Ce qui est original, dans la façon dont l’auteure raconte cette histoire, c’est son style extrêmement épuré. Son dessin à l’encre de chine dit tout de l’aventure extraordinaire vécue par sa petite héroïne dans le décor cosmique où elle se trouve projetée. Le graphisme de Mathilde Perrot, parfaitement maîtrisé, son trait fin et sa palette de couleurs vives disent si bien tout ce qu’il y a à comprendre qu’il n’y a pas besoin de textes pour expliciter le scénario fantastique de La Planète Rousse. Cette BD est une bande dessinée sans bulles. Les textes, lapidaires, se résument à quelques mots épars, tracés, ici ou là, comme des panneaux indicateurs superfétatoires.
Cela donne aux enfants auxquels les dessins s’adressent des plages vierges où ils peuvent, au besoin, insérer leurs propres apports. L’ensemble est très onirique. Mathilde Perrot, qui recommande un accompagnement musical différent pour chaque tome, s’en explique volontiers : “Je m’intéresse au phénomène de la création des rêves et au fonctionnement de l’inconscient. Cette passion pour les événements psychiques internes est le moteur principal de mes créations, quelles que soient les formes qu’elles prennent. Je ne cesse de reproduire et d’imaginer des espaces mentaux surréalistes à la fois attirants et inquiétants.”
Coustouges, le “centre du monde” !
Les jeunes enfants, spontanément, trouvent l’ensemble rigolo. Une petite fille qui se promène toute nue dans l’espace intersidéral sans être gênée aux entournures, cela, bien sûr, c’est drôle. Mathilde Perrot ne devrait donc pas tarder à trouver l’éditeur qu’elle cherche – et qu’elle mérite – pour soutenir son éclectisme créateur.

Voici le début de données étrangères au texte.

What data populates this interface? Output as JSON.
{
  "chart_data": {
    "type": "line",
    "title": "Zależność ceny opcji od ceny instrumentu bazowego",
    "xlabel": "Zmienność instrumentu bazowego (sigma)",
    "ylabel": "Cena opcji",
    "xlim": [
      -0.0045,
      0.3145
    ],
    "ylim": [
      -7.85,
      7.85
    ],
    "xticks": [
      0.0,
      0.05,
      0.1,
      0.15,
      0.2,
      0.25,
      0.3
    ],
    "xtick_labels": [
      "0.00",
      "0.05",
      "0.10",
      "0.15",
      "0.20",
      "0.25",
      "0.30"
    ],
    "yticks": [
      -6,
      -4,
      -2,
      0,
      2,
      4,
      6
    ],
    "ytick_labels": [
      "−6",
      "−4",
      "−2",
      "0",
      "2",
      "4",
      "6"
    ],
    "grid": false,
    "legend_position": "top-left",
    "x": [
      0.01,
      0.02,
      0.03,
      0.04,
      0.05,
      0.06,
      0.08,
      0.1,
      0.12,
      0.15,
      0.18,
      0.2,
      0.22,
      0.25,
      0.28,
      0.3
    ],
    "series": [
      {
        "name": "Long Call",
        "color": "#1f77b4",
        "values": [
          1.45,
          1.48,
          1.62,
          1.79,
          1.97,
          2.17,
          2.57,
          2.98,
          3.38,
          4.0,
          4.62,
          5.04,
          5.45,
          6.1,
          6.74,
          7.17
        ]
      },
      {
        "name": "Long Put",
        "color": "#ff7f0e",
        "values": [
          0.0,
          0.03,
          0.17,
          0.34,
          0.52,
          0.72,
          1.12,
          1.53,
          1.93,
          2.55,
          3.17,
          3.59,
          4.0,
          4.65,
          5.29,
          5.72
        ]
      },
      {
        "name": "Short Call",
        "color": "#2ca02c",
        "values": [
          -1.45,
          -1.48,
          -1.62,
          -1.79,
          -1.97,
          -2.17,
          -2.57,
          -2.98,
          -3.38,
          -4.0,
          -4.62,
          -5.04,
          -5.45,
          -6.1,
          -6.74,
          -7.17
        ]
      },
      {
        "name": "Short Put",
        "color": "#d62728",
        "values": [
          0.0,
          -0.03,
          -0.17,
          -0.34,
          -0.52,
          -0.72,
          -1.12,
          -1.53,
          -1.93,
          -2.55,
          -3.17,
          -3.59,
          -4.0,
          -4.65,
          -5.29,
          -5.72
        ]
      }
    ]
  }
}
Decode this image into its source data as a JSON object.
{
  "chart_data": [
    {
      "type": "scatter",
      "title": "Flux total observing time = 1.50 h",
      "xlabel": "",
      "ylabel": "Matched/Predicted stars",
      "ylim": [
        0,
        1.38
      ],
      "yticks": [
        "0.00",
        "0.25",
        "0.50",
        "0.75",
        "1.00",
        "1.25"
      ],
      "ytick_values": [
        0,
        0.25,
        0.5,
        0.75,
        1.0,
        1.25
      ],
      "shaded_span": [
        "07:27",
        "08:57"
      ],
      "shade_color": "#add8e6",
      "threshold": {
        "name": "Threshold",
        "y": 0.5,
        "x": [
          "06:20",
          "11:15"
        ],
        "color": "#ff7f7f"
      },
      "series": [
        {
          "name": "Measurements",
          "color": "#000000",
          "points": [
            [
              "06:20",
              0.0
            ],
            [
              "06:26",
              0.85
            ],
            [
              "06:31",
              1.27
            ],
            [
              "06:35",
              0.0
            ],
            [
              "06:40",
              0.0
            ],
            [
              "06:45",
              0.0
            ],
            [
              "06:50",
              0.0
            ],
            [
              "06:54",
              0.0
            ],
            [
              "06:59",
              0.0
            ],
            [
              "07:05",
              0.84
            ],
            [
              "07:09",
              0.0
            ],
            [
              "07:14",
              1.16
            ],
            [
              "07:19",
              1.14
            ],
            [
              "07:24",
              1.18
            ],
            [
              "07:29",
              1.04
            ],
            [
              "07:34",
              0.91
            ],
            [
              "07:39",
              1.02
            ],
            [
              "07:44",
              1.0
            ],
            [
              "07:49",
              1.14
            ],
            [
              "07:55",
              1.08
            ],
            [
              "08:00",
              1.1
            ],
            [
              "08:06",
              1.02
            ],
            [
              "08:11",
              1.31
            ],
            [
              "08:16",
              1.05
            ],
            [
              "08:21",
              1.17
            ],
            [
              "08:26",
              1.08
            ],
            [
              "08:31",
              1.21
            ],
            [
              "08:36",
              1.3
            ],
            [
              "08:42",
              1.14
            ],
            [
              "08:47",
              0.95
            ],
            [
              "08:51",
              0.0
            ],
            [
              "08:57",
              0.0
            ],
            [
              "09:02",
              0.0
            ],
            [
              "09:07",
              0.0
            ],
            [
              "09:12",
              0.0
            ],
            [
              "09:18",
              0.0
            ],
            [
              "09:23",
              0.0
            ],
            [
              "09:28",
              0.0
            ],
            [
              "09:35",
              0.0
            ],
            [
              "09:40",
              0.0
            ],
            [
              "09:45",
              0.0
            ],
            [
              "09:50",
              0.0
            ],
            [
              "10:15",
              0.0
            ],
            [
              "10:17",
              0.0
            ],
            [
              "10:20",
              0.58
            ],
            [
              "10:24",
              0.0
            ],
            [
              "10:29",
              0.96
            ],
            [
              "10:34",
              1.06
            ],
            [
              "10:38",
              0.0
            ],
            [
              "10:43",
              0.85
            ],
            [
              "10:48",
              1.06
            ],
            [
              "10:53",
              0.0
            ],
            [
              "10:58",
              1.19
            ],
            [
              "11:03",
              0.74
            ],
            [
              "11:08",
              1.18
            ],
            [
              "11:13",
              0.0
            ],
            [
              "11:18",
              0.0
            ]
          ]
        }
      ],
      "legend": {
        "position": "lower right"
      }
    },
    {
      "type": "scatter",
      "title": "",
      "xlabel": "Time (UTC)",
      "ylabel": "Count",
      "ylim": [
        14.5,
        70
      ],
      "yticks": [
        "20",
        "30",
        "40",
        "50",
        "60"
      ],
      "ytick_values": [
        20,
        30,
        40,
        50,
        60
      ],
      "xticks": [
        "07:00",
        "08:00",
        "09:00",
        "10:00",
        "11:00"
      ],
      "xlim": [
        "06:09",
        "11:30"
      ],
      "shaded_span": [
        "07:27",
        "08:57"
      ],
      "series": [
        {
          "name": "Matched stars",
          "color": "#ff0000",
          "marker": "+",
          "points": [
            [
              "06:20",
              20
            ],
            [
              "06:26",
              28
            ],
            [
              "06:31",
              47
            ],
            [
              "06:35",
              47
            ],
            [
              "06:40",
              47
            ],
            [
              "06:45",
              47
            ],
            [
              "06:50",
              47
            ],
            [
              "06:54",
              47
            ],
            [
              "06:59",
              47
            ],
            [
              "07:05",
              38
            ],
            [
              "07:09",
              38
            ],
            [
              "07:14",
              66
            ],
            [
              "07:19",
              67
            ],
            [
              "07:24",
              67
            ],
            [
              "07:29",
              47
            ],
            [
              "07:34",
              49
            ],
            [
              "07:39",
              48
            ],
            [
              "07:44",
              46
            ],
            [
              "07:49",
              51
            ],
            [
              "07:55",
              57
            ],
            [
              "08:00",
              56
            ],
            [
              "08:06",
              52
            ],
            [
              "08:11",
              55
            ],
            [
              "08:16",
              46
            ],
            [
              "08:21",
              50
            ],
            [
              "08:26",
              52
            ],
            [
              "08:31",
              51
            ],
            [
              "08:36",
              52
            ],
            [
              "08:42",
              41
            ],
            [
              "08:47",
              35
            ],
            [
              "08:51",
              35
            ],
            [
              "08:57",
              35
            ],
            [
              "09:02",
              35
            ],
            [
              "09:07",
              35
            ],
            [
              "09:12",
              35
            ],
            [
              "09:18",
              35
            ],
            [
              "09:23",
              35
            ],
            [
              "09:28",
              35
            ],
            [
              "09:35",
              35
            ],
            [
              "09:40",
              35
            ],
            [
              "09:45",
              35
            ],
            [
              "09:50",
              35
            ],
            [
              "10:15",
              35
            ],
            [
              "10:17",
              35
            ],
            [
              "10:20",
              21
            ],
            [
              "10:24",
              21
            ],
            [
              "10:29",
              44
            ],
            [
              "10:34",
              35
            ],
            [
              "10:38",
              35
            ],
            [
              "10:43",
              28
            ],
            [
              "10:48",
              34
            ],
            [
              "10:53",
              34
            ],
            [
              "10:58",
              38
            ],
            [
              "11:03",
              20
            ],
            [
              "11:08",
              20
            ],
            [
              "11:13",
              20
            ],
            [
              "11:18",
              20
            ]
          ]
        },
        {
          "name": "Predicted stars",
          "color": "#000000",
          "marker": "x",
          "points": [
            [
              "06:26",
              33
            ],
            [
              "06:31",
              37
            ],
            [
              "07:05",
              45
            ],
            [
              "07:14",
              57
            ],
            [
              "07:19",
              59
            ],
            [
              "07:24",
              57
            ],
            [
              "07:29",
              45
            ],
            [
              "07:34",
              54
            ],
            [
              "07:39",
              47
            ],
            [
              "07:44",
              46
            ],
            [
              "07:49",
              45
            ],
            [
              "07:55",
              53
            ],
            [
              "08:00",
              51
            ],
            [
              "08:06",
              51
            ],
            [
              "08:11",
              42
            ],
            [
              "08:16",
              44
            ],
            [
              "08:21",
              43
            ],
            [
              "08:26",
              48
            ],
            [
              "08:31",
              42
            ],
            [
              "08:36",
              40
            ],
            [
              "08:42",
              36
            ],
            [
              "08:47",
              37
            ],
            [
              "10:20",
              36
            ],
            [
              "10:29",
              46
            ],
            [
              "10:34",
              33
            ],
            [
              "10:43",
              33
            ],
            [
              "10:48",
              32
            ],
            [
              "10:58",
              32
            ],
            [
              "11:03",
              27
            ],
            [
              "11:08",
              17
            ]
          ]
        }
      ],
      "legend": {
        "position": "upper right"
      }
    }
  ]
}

En attendant, entre deux tomes, elle aide son compagnon, Farran, cuisinier de son état, natif de Catalogne, à se consacrer à sa propre passion, plus classique mais tout aussi poétique : l’art de la gastronomie. Bien informés des réalités catalanes, tous deux viennent d’ouvrir, en Vallespir – très exactement au “centre du monde” – un petit restaurant pas comme les autres, le Poti-Poti, qui fait déjà parler de lui par la finesse de ses recherches culinaires et qui a désormais vocation à devenir également un creuset culturel. Oui, exactement au “centre du monde” ! C’est-à-dire non pas à côté de la gare de Perpignan mais au vrai “centre du monde”, le mien : à Coustouges ! Mathilde Perrot y aura, peut-être, un jour, un banc à son nom sous les tilleuls de la cour de notre ancienne école.